Before the war began, Aleppo was Syria's largest city. A year ago, it was in its 44th month of siege, bombs raining down from Russian and Syrian warplanes on more than 300,000 people in the rebel-held east.
Watch what happened in the 2016 Battle for Aleppo here:
Mr Shanahan says the victory of Syrian troops in Aleppo has changed the narrative of the war
"We've probably seen the shift of the momentum go towards the Assad regime somewhat, but they're still not in any position to reassert control over large parts of Syria," he said.
That also doesn't mean that Aleppo's residents are receiving aid.
"The high insecurity inside Syria and the constantly shifting frontlines make it very difficult for us to access all these areas on a regular basis," Evita Mouawad from medical NGO Medecins Sans Frontieres told SBS, from their regional headquarters in Amman.
"We are still unable to access government held areas.

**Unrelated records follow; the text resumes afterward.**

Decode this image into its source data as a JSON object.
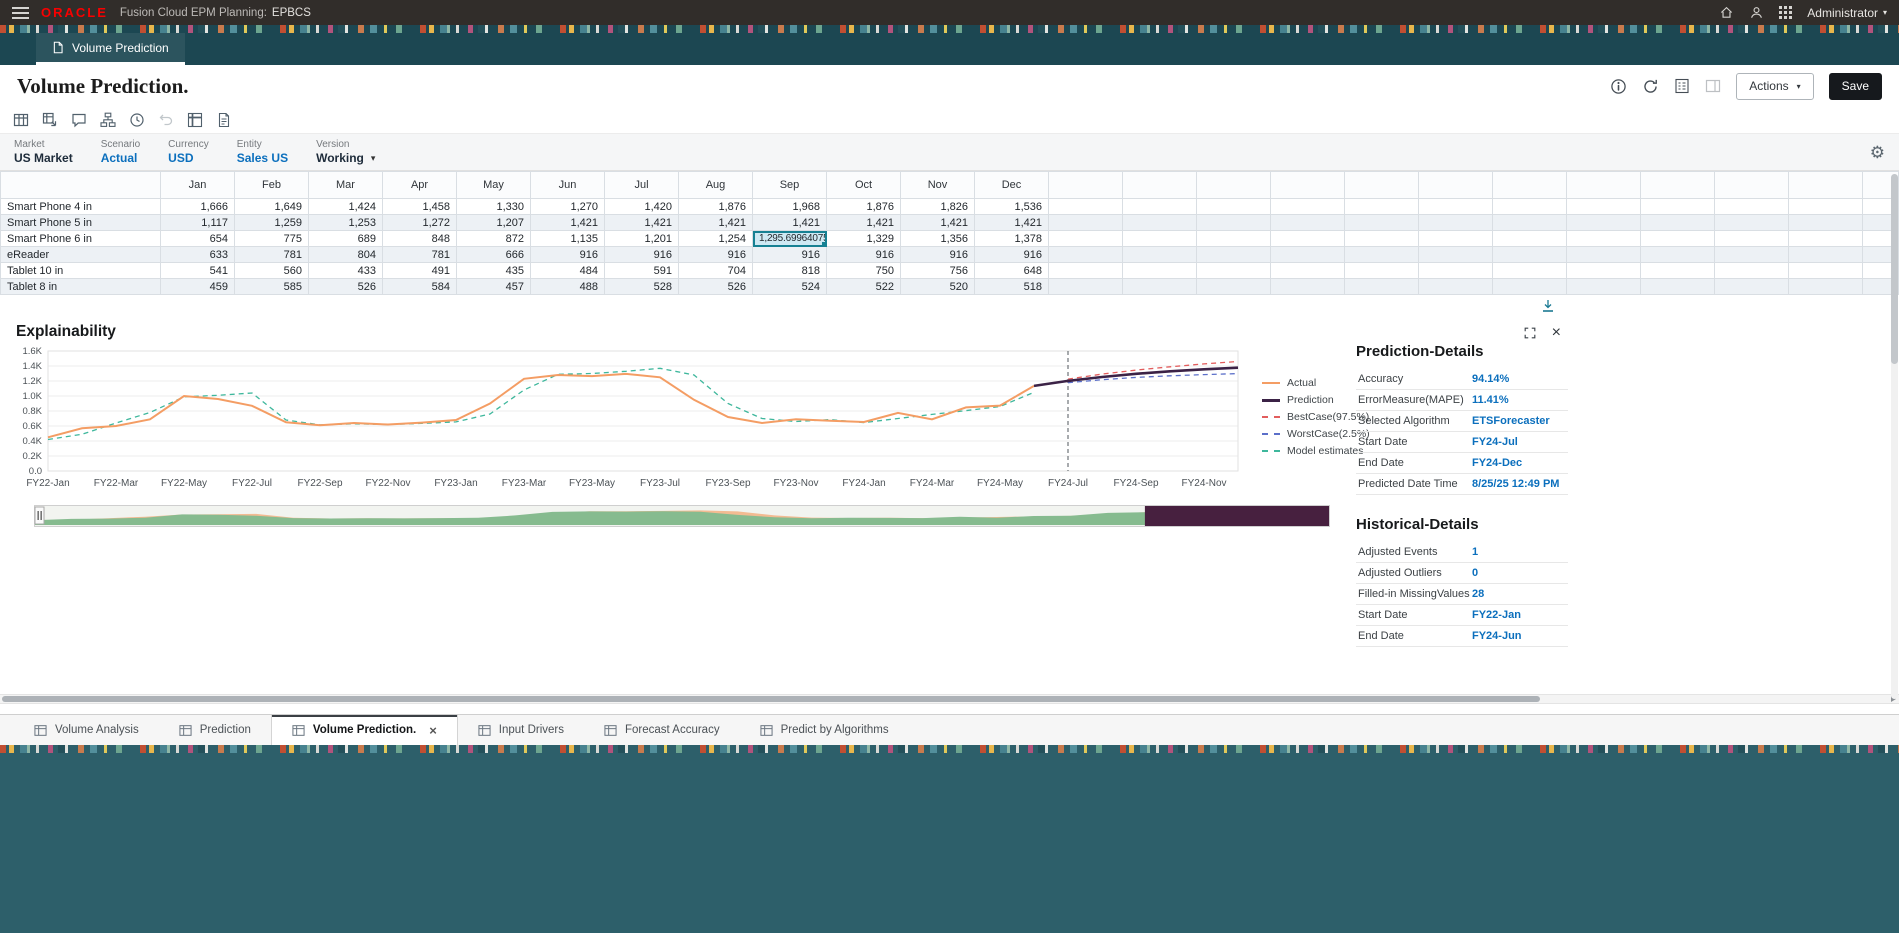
{
  "colors": {
    "oracle_red": "#f80000",
    "accent_blue": "#0b6fbd",
    "teal_banner": "#1c4752",
    "teal_footer": "#2d5f6a",
    "selection": "#178193",
    "actual": "#f49d64",
    "prediction": "#3b2246",
    "best_case": "#e25d5d",
    "worst_case": "#5b6fc9",
    "model_estimates": "#3eb79c"
  },
  "glyphs": {
    "caret": "▾",
    "gear": "⚙",
    "close": "×"
  },
  "topbar": {
    "brand": "ORACLE",
    "product": "Fusion Cloud EPM Planning:",
    "app": "EPBCS",
    "user": "Administrator",
    "icons": [
      "home",
      "user",
      "apps-grid"
    ]
  },
  "banner": {
    "doc_tab": "Volume Prediction"
  },
  "page": {
    "title": "Volume Prediction.",
    "actions_label": "Actions",
    "save_label": "Save",
    "icons": [
      {
        "name": "info"
      },
      {
        "name": "refresh"
      },
      {
        "name": "validate"
      },
      {
        "name": "panel",
        "disabled": true
      }
    ]
  },
  "toolbar": {
    "icons": [
      {
        "name": "data-grid"
      },
      {
        "name": "adhoc-grid"
      },
      {
        "name": "comments"
      },
      {
        "name": "member-hierarchy"
      },
      {
        "name": "job-console"
      },
      {
        "name": "undo",
        "disabled": true
      },
      {
        "name": "freeze"
      },
      {
        "name": "report"
      }
    ]
  },
  "pov": {
    "items": [
      {
        "dim": "Market",
        "member": "US Market",
        "style": "dark"
      },
      {
        "dim": "Scenario",
        "member": "Actual",
        "style": "link"
      },
      {
        "dim": "Currency",
        "member": "USD",
        "style": "link"
      },
      {
        "dim": "Entity",
        "member": "Sales US",
        "style": "link"
      },
      {
        "dim": "Version",
        "member": "Working",
        "style": "dark",
        "caret": true
      }
    ]
  },
  "grid": {
    "columns": [
      "Jan",
      "Feb",
      "Mar",
      "Apr",
      "May",
      "Jun",
      "Jul",
      "Aug",
      "Sep",
      "Oct",
      "Nov",
      "Dec"
    ],
    "rows": [
      {
        "label": "Smart Phone 4 in",
        "values": [
          "1,666",
          "1,649",
          "1,424",
          "1,458",
          "1,330",
          "1,270",
          "1,420",
          "1,876",
          "1,968",
          "1,876",
          "1,826",
          "1,536"
        ]
      },
      {
        "label": "Smart Phone 5 in",
        "values": [
          "1,117",
          "1,259",
          "1,253",
          "1,272",
          "1,207",
          "1,421",
          "1,421",
          "1,421",
          "1,421",
          "1,421",
          "1,421",
          "1,421"
        ]
      },
      {
        "label": "Smart Phone 6 in",
        "values": [
          "654",
          "775",
          "689",
          "848",
          "872",
          "1,135",
          "1,201",
          "1,254",
          "1,295.699640753",
          "1,329",
          "1,356",
          "1,378"
        ],
        "selected": 8
      },
      {
        "label": "eReader",
        "values": [
          "633",
          "781",
          "804",
          "781",
          "666",
          "916",
          "916",
          "916",
          "916",
          "916",
          "916",
          "916"
        ]
      },
      {
        "label": "Tablet 10 in",
        "values": [
          "541",
          "560",
          "433",
          "491",
          "435",
          "484",
          "591",
          "704",
          "818",
          "750",
          "756",
          "648"
        ]
      },
      {
        "label": "Tablet 8 in",
        "values": [
          "459",
          "585",
          "526",
          "584",
          "457",
          "488",
          "528",
          "526",
          "524",
          "522",
          "520",
          "518"
        ]
      }
    ]
  },
  "explainability": {
    "title": "Explainability"
  },
  "chart_data": {
    "type": "line",
    "title": "Explainability",
    "x": [
      "FY22-Jan",
      "FY22-Feb",
      "FY22-Mar",
      "FY22-Apr",
      "FY22-May",
      "FY22-Jun",
      "FY22-Jul",
      "FY22-Aug",
      "FY22-Sep",
      "FY22-Oct",
      "FY22-Nov",
      "FY22-Dec",
      "FY23-Jan",
      "FY23-Feb",
      "FY23-Mar",
      "FY23-Apr",
      "FY23-May",
      "FY23-Jun",
      "FY23-Jul",
      "FY23-Aug",
      "FY23-Sep",
      "FY23-Oct",
      "FY23-Nov",
      "FY23-Dec",
      "FY24-Jan",
      "FY24-Feb",
      "FY24-Mar",
      "FY24-Apr",
      "FY24-May",
      "FY24-Jun",
      "FY24-Jul",
      "FY24-Aug",
      "FY24-Sep",
      "FY24-Oct",
      "FY24-Nov",
      "FY24-Dec"
    ],
    "x_tick_every": 2,
    "ylim": [
      0,
      1600
    ],
    "yticks": [
      "0.0",
      "0.2K",
      "0.4K",
      "0.6K",
      "0.8K",
      "1.0K",
      "1.2K",
      "1.4K",
      "1.6K"
    ],
    "grid": "horizontal",
    "legend_position": "right",
    "prediction_start_index": 30,
    "series": [
      {
        "name": "Actual",
        "color": "#f49d64",
        "style": "solid",
        "values": [
          450,
          570,
          600,
          690,
          1000,
          960,
          870,
          650,
          610,
          640,
          620,
          645,
          680,
          900,
          1230,
          1280,
          1265,
          1295,
          1250,
          950,
          720,
          640,
          690,
          670,
          654,
          775,
          689,
          848,
          872,
          1135,
          null,
          null,
          null,
          null,
          null,
          null
        ]
      },
      {
        "name": "Prediction",
        "color": "#3b2246",
        "style": "solid",
        "values": [
          null,
          null,
          null,
          null,
          null,
          null,
          null,
          null,
          null,
          null,
          null,
          null,
          null,
          null,
          null,
          null,
          null,
          null,
          null,
          null,
          null,
          null,
          null,
          null,
          null,
          null,
          null,
          null,
          null,
          1135,
          1201,
          1254,
          1295.7,
          1329,
          1356,
          1378
        ]
      },
      {
        "name": "BestCase(97.5%)",
        "color": "#e25d5d",
        "style": "dashed",
        "values": [
          null,
          null,
          null,
          null,
          null,
          null,
          null,
          null,
          null,
          null,
          null,
          null,
          null,
          null,
          null,
          null,
          null,
          null,
          null,
          null,
          null,
          null,
          null,
          null,
          null,
          null,
          null,
          null,
          null,
          null,
          1225,
          1292,
          1345,
          1390,
          1428,
          1460
        ]
      },
      {
        "name": "WorstCase(2.5%)",
        "color": "#5b6fc9",
        "style": "dashed",
        "values": [
          null,
          null,
          null,
          null,
          null,
          null,
          null,
          null,
          null,
          null,
          null,
          null,
          null,
          null,
          null,
          null,
          null,
          null,
          null,
          null,
          null,
          null,
          null,
          null,
          null,
          null,
          null,
          null,
          null,
          null,
          1178,
          1218,
          1248,
          1270,
          1286,
          1298
        ]
      },
      {
        "name": "Model estimates",
        "color": "#3eb79c",
        "style": "dashed",
        "values": [
          420,
          490,
          640,
          780,
          990,
          1010,
          1040,
          680,
          615,
          630,
          620,
          635,
          655,
          760,
          1080,
          1290,
          1300,
          1330,
          1370,
          1280,
          900,
          700,
          660,
          685,
          645,
          700,
          755,
          805,
          860,
          1050,
          null,
          null,
          null,
          null,
          null,
          null
        ]
      }
    ]
  },
  "prediction_details": {
    "title": "Prediction-Details",
    "rows": [
      {
        "label": "Accuracy",
        "value": "94.14%"
      },
      {
        "label": "ErrorMeasure(MAPE)",
        "value": "11.41%"
      },
      {
        "label": "Selected Algorithm",
        "value": "ETSForecaster"
      },
      {
        "label": "Start Date",
        "value": "FY24-Jul"
      },
      {
        "label": "End Date",
        "value": "FY24-Dec"
      },
      {
        "label": "Predicted Date Time",
        "value": "8/25/25 12:49 PM"
      }
    ]
  },
  "historical_details": {
    "title": "Historical-Details",
    "rows": [
      {
        "label": "Adjusted Events",
        "value": "1"
      },
      {
        "label": "Adjusted Outliers",
        "value": "0"
      },
      {
        "label": "Filled-in MissingValues",
        "value": "28"
      },
      {
        "label": "Start Date",
        "value": "FY22-Jan"
      },
      {
        "label": "End Date",
        "value": "FY24-Jun"
      }
    ]
  },
  "bottom_tabs": [
    {
      "label": "Volume Analysis",
      "slug": "volume-analysis"
    },
    {
      "label": "Prediction",
      "slug": "prediction"
    },
    {
      "label": "Volume Prediction.",
      "slug": "volume-prediction",
      "active": true,
      "closable": true
    },
    {
      "label": "Input Drivers",
      "slug": "input-drivers"
    },
    {
      "label": "Forecast Accuracy",
      "slug": "forecast-accuracy"
    },
    {
      "label": "Predict by Algorithms",
      "slug": "predict-by-algorithms"
    }
  ]
}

We have repeatedly asked the Syrian government to access these areas since 2012, but we have repeatedly been denied," she said.
While emergency care has been prioritised over the last few years, other basic needs have been ignored, Ms Mouawad explained.
"This is why non-communicable diseases and mental health and vaccinations have maybe not been prioritised, but of course if you have heart disease or diabetes and it's not treated for a long period of time, you could also die," she said.
Deep frustration has set in on all sides after numerous rounds of peace talks, numerous ceasefire violations.
Discussions over the last year have moved from those brokered by the UN in New York and Geneva to those led by Russia and Turkey in Moscow and elsewhere.
Syria's opposition says they won't be attending this week's negotiations in Astana, because government forces are not respecting the cessation of hostilities in civilian areas.
Progress is likely to be slow, says Mr Shanahan.
"Those who are backing the Assad regime have more skin in the game than those who are backing the opposition," he says, "and I think regional backers are going to be exhausted before Russia and Iran and the Syrian government is. How long that plays out and how long that takes, nobody really knows."
But even in this war, so entrenched and complex - now entering its seventh year - Ms Mouawad says those living through it still have to believe an end will come.
"We see hope in the faces of the people we meet every day," she said, "We see hope in women and children who have travelled such a long way in search of safety, in search of better lives.
"They are very resilient and they want to believe that one day they'll be able to go back to their homes and live normal lives like everybody else."